In most countries, indirect finance is the main route for moving funds from lenders to borrowers. These countries have a bank-based system, while those that rely more on financial markets have a market-based system.
The financial system transforms household savings into funds that are available for investment by firms. However, the importance of financial markets and financial intermediaries varies across EU Member States, as will be explained in detail below. The types of assets held by households also differ among European countries. Yet EU countries’ financial systems share one common feature – the importance of internal finance: most investments by firms in industrial countries are financed through retained earnings, regardless of the relative importance of financial markets and intermediaries (Allen and Gale, 2000). The structure of the world’s financial markets and institutions has experienced revolutionary changes over the last 30 years. Some financial markets have become obsolete, while new ones have emerged. Similarly, some financial institutions have gone bankrupt, while new entrants have emerged. However, the functions of the financial system have been more stable than the markets and institutions used to accomplish these functions (Merton, 1995). This chapter discusses the functions of the financial system in detail. Later chapters will discuss the changes in Europe’s financial markets and financial institutions over the last generation.

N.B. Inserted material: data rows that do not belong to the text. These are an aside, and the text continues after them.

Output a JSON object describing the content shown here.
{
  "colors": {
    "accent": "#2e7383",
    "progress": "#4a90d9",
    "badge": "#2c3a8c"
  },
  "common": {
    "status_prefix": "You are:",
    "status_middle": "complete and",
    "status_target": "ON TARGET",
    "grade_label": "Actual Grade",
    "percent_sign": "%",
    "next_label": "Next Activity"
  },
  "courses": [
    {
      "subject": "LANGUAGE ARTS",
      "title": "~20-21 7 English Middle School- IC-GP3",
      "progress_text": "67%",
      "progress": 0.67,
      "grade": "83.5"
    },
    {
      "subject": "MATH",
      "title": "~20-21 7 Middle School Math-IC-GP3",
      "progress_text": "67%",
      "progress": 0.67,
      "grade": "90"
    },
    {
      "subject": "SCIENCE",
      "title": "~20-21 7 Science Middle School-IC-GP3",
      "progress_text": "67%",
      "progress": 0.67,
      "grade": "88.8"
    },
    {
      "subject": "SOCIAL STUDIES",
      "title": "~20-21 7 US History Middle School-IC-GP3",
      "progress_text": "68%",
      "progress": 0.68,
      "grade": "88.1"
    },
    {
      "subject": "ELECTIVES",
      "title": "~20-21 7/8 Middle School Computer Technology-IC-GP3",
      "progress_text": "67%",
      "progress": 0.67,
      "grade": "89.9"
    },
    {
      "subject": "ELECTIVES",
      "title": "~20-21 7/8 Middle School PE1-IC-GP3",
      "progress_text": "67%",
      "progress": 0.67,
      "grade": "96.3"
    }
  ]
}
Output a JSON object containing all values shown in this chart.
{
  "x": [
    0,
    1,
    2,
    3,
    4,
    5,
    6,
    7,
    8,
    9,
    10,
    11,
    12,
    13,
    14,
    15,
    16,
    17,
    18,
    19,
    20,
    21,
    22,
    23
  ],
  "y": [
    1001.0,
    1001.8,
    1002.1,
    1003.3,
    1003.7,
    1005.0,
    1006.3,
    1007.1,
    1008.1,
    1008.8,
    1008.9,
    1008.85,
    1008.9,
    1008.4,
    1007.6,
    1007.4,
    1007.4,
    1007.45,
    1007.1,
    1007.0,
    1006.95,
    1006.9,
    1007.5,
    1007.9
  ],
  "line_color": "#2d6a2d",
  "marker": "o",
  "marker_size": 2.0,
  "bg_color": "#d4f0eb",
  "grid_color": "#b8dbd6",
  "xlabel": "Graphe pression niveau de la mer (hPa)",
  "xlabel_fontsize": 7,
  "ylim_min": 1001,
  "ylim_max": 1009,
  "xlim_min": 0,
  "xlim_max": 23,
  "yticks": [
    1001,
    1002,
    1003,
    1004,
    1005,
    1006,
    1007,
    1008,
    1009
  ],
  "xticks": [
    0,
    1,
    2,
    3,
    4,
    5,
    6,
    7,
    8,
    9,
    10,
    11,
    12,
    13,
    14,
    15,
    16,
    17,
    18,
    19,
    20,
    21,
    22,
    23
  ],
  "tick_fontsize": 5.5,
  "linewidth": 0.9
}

Major disruptions sometimes occur in the financial system that are characterised by sharp declines in asset prices and the failure of financial intermediaries. Capitalist economies have experienced such financial crises for hundreds of years. Often, these crises are followed by severe economic downturns. Chapter 2 will discuss financial crises, focusing on the banking and debt crises that have hit the euro area since 2008.
Having a well-functioning financial system in place that directs funds to their most productive uses is a crucial prerequisite for economic development. If sectors with surplus funds cannot channel their money to sectors with good investment opportunities, many productive investments will never take place. Indeed, cross-country, case-study, industry- and firm-level analyses suggest that the functioning of financial systems is vitally linked to economic growth. Countries with larger banks and more active stock markets have higher growth rates, even after controlling for many other factors underlying economic growth (Levine, 2005; Popov, 2017). However, others have questioned the importance of finance for economic growth. For instance, Lucas (1988: 6) argues: “I believe that the importance of financial matters is very badly over-stressed…”. Furthermore, several recent studies conclude that the relationship between financial and economic development may be non-linear. For instance, Arcand et al. (2015) report that at intermediate levels of financial depth, there is a positive relationship between the size of the financial system and economic growth, but at high levels of financial depth, more finance is associated with less growth.
In fact, the marginal effect of financial depth on output growth becomes negative when credit to the private sector reaches 80–100 per cent of GDP. This reflects the fact that higher levels of financing increase the likelihood of financial crises (see Chapter 2), which may depress economic growth. In addition, a large financial sector may lead to a misallocation of resources, as the financial sector may attract talent from more productive sectors of the economy, which may be inefficient from society’s point of view. Finally, some types of finance, like mortgage credit, are considerably less conducive to sustainable economic development than other types, such as enterprise credit.

References
1. Allen, F. and D. Gale (2020), Comparing Financial Systems, MIT Press, Cambridge (MA).
2. Adrian, T. and H. S. Shin (2021), The Changing Nature of Financial Intermediation and the Financial Crisis of Federal Reserve Bank of New York Staff Reports 439.
3. Beck, T., A. Demirgüç-Kunt and R. Levine (2010) Law, Endowment and Finance, Journal of Financial Economics, 70(2), 137–181.